El viceministro ha señalado que no se excluye que ambos países puedan alcanzar “determinados acuerdos de interés mutuo” como ha sucedido en “experiencias anteriores”, y ha mencionado que existen otros “asuntos de repercusión para los dos países que pueden incluirse de forma prioritaria en las negociaciones”. Entre ellos, ha citado la cooperación regional en seguridad y la lucha contra el narcotráfico.

En este contexto, Fernández de Cossio ha criticado la “agresividad” y el “carácter despiadado” de la política de Estados Unidos hacia Cuba, “que ya dura casi siete décadas y provoca daños de toda índole, sobre todo en la vida cotidiana de los cubanos”.

No obstante, y pese a la “incapacidad (...) del poder estadounidense de reconocer y aceptar el derecho de la mayor de las Antillas a su soberanía y autodeterminación”, ha subrayado que “Cuba no es enemiga de Estados Unidos ni representa una amenaza para la nación norteña”.

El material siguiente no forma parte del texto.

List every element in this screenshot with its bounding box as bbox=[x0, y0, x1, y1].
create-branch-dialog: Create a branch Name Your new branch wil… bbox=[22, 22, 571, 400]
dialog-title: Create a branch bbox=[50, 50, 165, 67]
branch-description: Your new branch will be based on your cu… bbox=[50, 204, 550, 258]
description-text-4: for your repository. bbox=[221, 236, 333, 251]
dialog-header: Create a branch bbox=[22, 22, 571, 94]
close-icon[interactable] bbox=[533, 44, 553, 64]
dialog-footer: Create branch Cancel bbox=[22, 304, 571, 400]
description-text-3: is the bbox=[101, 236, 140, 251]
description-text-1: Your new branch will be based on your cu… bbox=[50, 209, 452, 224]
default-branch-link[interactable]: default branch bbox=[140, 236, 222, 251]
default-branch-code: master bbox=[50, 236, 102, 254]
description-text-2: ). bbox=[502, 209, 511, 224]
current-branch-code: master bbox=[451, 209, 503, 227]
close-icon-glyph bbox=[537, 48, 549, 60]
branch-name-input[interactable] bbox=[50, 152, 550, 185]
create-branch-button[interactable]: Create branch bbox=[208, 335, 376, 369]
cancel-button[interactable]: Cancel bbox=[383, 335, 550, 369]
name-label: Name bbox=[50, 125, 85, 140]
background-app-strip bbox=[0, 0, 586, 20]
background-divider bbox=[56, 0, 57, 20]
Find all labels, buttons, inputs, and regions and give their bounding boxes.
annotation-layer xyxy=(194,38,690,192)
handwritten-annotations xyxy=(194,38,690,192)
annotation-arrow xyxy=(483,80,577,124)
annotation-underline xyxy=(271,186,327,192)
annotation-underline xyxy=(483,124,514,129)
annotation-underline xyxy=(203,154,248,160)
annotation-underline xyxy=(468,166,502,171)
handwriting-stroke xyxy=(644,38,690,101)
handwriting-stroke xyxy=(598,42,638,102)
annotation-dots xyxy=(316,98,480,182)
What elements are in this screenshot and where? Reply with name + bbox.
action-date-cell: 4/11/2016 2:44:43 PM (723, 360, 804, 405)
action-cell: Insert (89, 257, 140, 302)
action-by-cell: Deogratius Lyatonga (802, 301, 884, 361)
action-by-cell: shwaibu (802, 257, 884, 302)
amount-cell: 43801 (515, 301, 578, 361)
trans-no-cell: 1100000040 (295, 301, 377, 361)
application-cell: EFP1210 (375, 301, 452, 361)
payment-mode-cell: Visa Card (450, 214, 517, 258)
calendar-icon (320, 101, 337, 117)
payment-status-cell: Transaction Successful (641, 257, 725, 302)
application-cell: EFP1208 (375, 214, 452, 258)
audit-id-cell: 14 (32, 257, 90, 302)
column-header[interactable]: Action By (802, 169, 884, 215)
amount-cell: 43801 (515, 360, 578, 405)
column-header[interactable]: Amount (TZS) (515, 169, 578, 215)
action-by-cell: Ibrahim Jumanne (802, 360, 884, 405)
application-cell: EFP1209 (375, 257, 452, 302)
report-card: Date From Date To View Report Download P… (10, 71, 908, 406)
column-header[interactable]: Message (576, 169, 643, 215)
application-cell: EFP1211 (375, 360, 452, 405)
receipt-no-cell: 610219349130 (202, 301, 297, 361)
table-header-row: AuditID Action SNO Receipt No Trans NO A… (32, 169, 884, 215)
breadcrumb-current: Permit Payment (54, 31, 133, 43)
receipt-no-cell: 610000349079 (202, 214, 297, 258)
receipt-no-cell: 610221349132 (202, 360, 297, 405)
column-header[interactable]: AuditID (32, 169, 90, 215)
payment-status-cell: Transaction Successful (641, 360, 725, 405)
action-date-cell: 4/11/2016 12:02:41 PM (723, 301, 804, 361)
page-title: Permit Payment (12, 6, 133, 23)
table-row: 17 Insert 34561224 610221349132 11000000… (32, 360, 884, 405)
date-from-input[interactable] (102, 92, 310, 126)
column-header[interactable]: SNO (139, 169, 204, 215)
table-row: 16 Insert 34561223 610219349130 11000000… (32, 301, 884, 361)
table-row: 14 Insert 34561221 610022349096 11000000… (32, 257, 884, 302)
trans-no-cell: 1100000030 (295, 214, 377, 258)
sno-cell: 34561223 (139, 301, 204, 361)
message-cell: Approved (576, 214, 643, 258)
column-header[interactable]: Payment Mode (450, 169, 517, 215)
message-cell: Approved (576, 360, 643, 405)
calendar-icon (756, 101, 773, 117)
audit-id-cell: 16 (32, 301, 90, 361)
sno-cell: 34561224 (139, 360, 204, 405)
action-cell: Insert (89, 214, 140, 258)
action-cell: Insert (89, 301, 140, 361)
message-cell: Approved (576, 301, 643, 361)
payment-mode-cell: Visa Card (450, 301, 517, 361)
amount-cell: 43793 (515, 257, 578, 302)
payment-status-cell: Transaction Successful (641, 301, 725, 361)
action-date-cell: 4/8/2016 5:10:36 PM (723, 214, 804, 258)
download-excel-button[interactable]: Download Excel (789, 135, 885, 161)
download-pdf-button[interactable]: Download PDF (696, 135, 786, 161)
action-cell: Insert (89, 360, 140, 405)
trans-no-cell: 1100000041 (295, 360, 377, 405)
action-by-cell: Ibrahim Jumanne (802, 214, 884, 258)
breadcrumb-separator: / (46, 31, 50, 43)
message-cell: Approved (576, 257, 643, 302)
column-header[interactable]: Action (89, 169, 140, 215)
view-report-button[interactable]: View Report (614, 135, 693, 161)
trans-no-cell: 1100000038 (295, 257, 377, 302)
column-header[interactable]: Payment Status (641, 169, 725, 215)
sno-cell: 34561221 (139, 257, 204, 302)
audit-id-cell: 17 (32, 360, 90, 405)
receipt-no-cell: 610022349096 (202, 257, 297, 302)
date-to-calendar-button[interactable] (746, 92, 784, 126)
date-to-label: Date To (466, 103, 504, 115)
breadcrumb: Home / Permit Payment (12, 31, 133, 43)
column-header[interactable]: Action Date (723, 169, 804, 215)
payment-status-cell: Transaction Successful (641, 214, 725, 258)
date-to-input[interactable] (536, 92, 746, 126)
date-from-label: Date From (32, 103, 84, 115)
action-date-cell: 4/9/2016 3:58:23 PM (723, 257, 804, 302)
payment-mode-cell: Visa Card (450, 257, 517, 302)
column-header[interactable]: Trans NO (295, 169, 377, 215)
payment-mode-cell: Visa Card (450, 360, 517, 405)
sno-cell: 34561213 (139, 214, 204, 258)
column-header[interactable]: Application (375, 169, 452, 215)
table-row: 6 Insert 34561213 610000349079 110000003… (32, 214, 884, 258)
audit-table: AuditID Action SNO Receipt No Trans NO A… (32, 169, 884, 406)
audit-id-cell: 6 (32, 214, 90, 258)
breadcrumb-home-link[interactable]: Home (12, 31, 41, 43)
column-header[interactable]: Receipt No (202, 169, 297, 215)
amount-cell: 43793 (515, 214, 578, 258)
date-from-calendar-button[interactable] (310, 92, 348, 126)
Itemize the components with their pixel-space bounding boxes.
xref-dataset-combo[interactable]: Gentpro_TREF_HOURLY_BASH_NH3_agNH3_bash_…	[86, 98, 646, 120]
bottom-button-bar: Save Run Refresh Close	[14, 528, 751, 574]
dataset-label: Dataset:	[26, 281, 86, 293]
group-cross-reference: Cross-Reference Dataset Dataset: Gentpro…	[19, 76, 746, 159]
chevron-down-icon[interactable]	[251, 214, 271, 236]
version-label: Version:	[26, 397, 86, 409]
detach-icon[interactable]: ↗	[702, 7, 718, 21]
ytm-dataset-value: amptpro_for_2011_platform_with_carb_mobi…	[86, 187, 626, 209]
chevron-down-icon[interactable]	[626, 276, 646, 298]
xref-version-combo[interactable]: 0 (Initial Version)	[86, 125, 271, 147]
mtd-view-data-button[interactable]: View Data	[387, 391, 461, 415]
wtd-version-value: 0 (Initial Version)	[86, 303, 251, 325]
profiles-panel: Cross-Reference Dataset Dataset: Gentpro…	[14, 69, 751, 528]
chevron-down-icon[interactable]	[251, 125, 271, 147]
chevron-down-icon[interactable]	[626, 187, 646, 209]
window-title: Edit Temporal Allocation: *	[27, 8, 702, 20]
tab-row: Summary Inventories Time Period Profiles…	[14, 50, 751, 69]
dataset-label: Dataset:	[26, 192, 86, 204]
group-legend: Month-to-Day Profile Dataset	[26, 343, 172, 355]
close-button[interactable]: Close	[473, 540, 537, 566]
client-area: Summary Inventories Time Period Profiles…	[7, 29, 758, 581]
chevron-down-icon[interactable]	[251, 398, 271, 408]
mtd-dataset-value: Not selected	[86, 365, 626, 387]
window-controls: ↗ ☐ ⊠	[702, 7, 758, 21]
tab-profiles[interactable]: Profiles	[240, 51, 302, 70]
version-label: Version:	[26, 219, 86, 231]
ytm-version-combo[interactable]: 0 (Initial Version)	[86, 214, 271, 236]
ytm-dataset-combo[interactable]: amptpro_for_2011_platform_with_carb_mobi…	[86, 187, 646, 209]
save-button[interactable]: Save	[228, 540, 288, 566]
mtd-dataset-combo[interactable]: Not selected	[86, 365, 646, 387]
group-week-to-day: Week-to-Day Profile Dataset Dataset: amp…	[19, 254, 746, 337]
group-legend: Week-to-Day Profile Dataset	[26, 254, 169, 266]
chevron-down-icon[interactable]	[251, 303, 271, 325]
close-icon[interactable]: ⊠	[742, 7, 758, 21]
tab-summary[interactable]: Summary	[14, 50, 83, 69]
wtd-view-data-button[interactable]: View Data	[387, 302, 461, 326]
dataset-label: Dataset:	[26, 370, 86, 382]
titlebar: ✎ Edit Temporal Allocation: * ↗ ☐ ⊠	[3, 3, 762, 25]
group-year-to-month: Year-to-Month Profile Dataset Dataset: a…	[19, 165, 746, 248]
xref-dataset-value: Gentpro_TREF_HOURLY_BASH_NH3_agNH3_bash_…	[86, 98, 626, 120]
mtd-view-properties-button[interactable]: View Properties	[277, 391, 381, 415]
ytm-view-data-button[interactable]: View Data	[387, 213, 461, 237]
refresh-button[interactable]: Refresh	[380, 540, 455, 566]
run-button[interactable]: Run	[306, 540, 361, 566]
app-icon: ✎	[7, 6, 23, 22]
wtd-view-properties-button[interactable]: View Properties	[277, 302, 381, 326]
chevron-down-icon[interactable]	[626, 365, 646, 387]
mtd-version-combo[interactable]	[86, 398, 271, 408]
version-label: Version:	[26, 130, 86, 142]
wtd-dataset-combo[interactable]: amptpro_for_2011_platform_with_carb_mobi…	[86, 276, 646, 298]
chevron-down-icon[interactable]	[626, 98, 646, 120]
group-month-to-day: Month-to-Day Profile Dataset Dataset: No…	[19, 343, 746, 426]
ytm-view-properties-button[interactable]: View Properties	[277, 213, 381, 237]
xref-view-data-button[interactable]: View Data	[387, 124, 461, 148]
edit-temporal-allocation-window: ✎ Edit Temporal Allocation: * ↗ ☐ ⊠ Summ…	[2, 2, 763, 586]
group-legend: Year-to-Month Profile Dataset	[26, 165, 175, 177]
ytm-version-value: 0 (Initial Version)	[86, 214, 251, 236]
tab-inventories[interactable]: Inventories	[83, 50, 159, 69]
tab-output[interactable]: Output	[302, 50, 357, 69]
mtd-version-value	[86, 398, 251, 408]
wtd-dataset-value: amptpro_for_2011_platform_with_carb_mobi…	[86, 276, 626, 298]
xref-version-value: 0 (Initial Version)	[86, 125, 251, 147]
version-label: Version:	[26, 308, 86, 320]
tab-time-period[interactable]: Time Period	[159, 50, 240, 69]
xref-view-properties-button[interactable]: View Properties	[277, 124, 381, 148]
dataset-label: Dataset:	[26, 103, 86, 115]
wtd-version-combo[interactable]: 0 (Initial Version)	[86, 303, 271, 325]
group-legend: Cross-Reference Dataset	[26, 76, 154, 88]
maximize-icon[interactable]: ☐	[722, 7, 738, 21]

Las palabras del responsable de Exteriores se producen después de que Donald Trump presumiera este lunes de que sería él quien tendría “el honor” de “tomar Cuba”, aludiendo a su intención de presionar para lograr un acuerdo con el Gobierno de La Habana o, en caso contrario, promover una intervención más directa.

El exmandatario estadounidense calificó entonces a la isla como “nación fallida” y “muy debilitada” y afirmó confiar en poder “hacer cualquier cosa que quiera” con el país caribeño, que ese mismo lunes sufrió un apagón generalizado en su sistema eléctrico. Las autoridades cubanas atribuyeron este colapso al bloqueo energético impulsado por Washington, que en enero advirtió con imponer aranceles a cualquier Estado que venda o suministre petróleo a Cuba.